We often call it “not knowing,” as if it’s a glitch in the system. Something to solve as soon as possible.
But what if this not-knowing isn’t a detour?
What if it’s a place in and of itself?
A space that’s slow, unclear, maybe even boring. But also honest, quiet, real.
The longer I allow myself to be here, the less panic I feel.
This isn’t a mistake.
It’s part of the process.
Why it’s so uncomfortable
We were raised in a culture that values performance, productivity and having answers.
There’s no real room for uncertainty or transition.
We tend to label doubt, emptiness or confusion as being stuck.
But what if that’s exactly where real transformation begins. Not from the mind, but from a deeper place?
And that kind of change doesn’t follow a timeline.
It asks for space, softness and above all: the willingness to not rush.
What helps me, when I remember, is simply allowing myself to not know, and letting that be okay.
Small rhythms like eating well, moving my body and getting rest give me a bit of grounding when everything else feels wobbly (which is no small feat with a young child).
Conversations where I don’t have to explain myself help too.
Leaving space in my calendar. Doing less, feeling more.
And mostly, resisting the urge to find answers before they’re ready to come.
Sometimes you just have to stay in the fog.
Not forever, but long enough to not betray yourself in your hurry to escape it.
Why not-knowing isn’t a flaw, but a functional phase
It’s tempting to treat the in-between as a problem. Something that blocks you from where you were and where you’re meant to be.
But when you zoom out and look at it through different lenses, like from neuroscience, culture and collective wisdom, you start to see that this space actually plays an essential role.
The discomfort isn’t a sign that you’re stuck.
It’s a sign that you’re changing.
The brain in transition
Our brains are wired for efficiency and repetition. They love the familiar: patterns, habits, automatic responses.
But when you start consciously breaking a pattern, something real happens.
The neural pathways that supported your old behavior begin to dissolve.
Neuropsychiatrist Norman Doidge, in his book The Brain That Changes Itself, explains how this process, known as neuroplasticity, creates space for new connections to form.
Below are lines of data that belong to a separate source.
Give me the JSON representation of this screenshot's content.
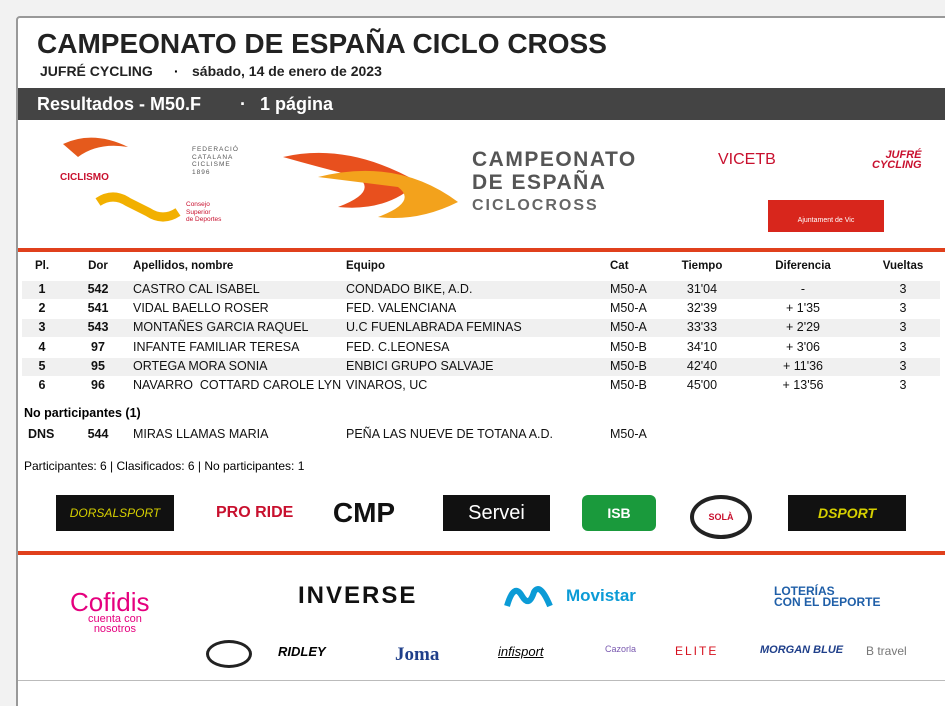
{
  "header": {
    "title": "CAMPEONATO DE ESPAÑA CICLO CROSS",
    "organizer": "JUFRÉ CYCLING",
    "separator": "·",
    "date": "sábado, 14 de enero de 2023"
  },
  "bar": {
    "label": "Resultados - M50.F",
    "separator": "·",
    "pages": "1 página"
  },
  "banner": {
    "rfec": "CICLISMO",
    "fcc": [
      "FEDERACIÓ",
      "CATALANA",
      "CICLISME",
      "1896"
    ],
    "csd": [
      "Consejo",
      "Superior",
      "de Deportes"
    ],
    "event": [
      "CAMPEONATO",
      "DE ESPAÑA",
      "CICLOCROSS"
    ],
    "vic": "VICETB",
    "jufre": [
      "JUFRÉ",
      "CYCLING"
    ],
    "ajuntament": "Ajuntament de Vic"
  },
  "table": {
    "columns": [
      "Pl.",
      "Dor",
      "Apellidos, nombre",
      "Equipo",
      "Cat",
      "Tiempo",
      "Diferencia",
      "Vueltas"
    ],
    "rows": [
      [
        "1",
        "542",
        "CASTRO CAL ISABEL",
        "CONDADO BIKE, A.D.",
        "M50-A",
        "31'04",
        "-",
        "3"
      ],
      [
        "2",
        "541",
        "VIDAL BAELLO ROSER",
        "FED. VALENCIANA",
        "M50-A",
        "32'39",
        "+ 1'35",
        "3"
      ],
      [
        "3",
        "543",
        "MONTAÑES GARCIA RAQUEL",
        "U.C FUENLABRADA FEMINAS",
        "M50-A",
        "33'33",
        "+ 2'29",
        "3"
      ],
      [
        "4",
        "97",
        "INFANTE FAMILIAR TERESA",
        "FED. C.LEONESA",
        "M50-B",
        "34'10",
        "+ 3'06",
        "3"
      ],
      [
        "5",
        "95",
        "ORTEGA MORA SONIA",
        "ENBICI GRUPO SALVAJE",
        "M50-B",
        "42'40",
        "+ 11'36",
        "3"
      ],
      [
        "6",
        "96",
        "NAVARRO  COTTARD CAROLE LYN",
        "VINAROS, UC",
        "M50-B",
        "45'00",
        "+ 13'56",
        "3"
      ]
    ]
  },
  "non_participants": {
    "title": "No participantes (1)",
    "rows": [
      [
        "DNS",
        "544",
        "MIRAS LLAMAS MARIA",
        "PEÑA LAS NUEVE DE TOTANA A.D.",
        "M50-A"
      ]
    ]
  },
  "summary": "Participantes: 6 | Clasificados: 6 | No participantes: 1",
  "sponsors_top": [
    "DORSALSPORT",
    "PRO RIDE",
    "CMP",
    "Servei",
    "ISB",
    "SOLÀ",
    "DSPORT"
  ],
  "sponsors_bottom": {
    "cofidis": "Cofidis",
    "cofidis_tag": [
      "cuenta con",
      "nosotros"
    ],
    "inverse": "INVERSE",
    "movistar": "Movistar",
    "loterias": [
      "LOTERÍAS",
      "CON EL DEPORTE"
    ],
    "small": [
      "RIDLEY",
      "Joma",
      "infisport",
      "Cazorla",
      "ELITE",
      "MORGAN BLUE",
      "B travel"
    ]
  }
}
But at first, those new pathways are fragile.
That’s why everything feels slower, more tiring, more confusing.
You’re not falling behind.
You’re literally rewiring.
It feels uncomfortable not because you're failing, but because you’re evolving.
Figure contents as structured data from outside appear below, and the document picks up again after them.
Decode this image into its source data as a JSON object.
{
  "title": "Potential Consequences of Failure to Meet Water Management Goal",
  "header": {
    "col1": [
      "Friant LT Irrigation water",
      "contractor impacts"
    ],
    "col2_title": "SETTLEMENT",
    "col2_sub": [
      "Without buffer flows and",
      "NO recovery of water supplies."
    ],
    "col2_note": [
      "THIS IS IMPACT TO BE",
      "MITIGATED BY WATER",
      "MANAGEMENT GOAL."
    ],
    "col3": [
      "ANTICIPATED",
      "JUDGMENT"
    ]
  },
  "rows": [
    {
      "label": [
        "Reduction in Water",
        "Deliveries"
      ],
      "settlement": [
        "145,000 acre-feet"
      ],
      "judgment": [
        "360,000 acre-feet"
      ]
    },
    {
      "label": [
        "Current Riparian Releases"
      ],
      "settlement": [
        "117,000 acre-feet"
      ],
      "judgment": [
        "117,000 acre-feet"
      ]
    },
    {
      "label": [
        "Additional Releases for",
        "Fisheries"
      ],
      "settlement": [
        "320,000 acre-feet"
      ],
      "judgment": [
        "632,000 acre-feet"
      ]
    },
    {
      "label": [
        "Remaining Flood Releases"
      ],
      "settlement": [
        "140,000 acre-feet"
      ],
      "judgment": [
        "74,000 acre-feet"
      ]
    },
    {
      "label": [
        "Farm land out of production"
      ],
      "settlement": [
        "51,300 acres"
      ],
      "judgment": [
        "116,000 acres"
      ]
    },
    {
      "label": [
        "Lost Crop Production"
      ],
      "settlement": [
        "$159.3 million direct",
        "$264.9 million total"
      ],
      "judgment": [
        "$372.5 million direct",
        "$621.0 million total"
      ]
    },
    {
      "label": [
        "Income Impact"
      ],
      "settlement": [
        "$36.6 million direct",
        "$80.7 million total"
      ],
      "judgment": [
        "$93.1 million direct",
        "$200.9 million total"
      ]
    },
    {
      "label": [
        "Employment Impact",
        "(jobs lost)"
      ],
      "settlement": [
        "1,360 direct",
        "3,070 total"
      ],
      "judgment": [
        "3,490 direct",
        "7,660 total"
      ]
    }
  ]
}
The wisdom of the in-between
Across many Indigenous traditions, there’s deep knowledge around transition.
Whether it’s birth, grief, initiation or inner crisis, these traditions recognize the necessity of moving through phases where you’re “no one” for a while.
No longer who you were, not yet who you’ll become.
Among the Dagara people of Burkina Faso, for instance, this in-between phase is guided with intentional rituals. You step out of your former role, without stepping directly into a new one.
That formlessness is not a problem: it’s a vital part of transformation.
Sobonfu Somé, a writer and ritual keeper from that same tradition, writes in her book Falling Out of Grace about how crucial it is to pause in this in-between space. Not just for personal growth, but for the balance of soul and community.
She describes how the loss of ritual, and of letting meaning ripen slowly, is one of the deepest wounds in modern societies.
We’ve forgotten how to wait.
How to be with what isn’t clear yet.
But often, that’s where the real beginning hides.
Not as an idea, but as experience.
This too is part of the process
What I’m slowly starting to understand is this:
Not-knowing isn’t a break before transformation.
It is part of the transformation.
Something is happening, even if I can’t name or explain it yet.
It asks me to stay present, even when I don’t feel direction.
And maybe that’s one of the most meaningful things I can do right now.